PUMPKIN CHOCOLATE CHIP CUPCAKES

INGREDIENTS

1½ cups all-purpose flour
1 teaspoon baking powder
1/2 teaspoon baking soda
1/2 teaspoon salt
1 teaspoon ground cinnamon
1/2 teaspoon ground nutmeg
1/4 teaspoon ground ginger
1/4 teaspoon ground cloves
3/4 cup canned pumpkin puree
1/2 cup granulated sugar
1/2 cup brown sugar, packed
1/2 cup vegetable oil
2 large eggs
1 teaspoon vanilla extract
3/4 cup mini chocolate chips

For the Cinnamon Buttercream:
1/2 cup unsalted butter, softened
2 cups powdered sugar
1 teaspoon ground cinnamon
1/2 teaspoon vanilla extract
2-3 tablespoons heavy cream or milk

INSTRUCTIONS

Preheat your oven to 350°F (175°C). Line a 12-cup muffin tin with cupcake liners.

Mix Dry Ingredients: In a medium bowl, whisk together the flour, baking powder, baking soda, salt, cinnamon, nutmeg, ginger, and cloves.

Mix Wet Ingredients:In a large bowl, combine the pumpkin puree, granulated sugar, brown sugar, and vegetable oil. Beat in the eggs one at a time, then stir in the vanilla extract.

Gradually add the dry ingredients to the wet ingredients, mixing until just combined. Fold in the mini chocolate chips.
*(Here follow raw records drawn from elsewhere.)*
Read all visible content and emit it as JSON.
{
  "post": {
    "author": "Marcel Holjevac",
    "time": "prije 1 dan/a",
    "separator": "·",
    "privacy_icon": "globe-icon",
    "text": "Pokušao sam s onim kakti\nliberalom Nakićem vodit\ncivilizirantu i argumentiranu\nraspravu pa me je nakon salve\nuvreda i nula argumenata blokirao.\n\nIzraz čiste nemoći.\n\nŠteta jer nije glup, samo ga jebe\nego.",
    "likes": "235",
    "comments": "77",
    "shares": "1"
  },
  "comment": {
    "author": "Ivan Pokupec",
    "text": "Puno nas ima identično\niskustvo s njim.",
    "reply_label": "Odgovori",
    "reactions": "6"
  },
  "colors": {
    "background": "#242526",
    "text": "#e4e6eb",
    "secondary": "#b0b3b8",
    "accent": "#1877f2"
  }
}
Divide the batter evenly among the cupcake liners. Bake for 18-22 minutes, or until a toothpick inserted into the center comes out clean. Allow the cupcakes to cool completely on a wire rack.

CINNAMON BUTTERCREAM:

In a large bowl, beat the softened butter until creamy and smooth.
Gradually add the powdered sugar and cinnamon, beating until fluffy.
Mix in the vanilla extract and 2 tablespoons of cream or milk. Add more cream as needed to achieve the desired consistency.

FROST THE CUPCAKES:
Once the cupcakes have cooled completely, pipe or spread the cinnamon buttercream on top & sprinkle mini chocolate chips on top.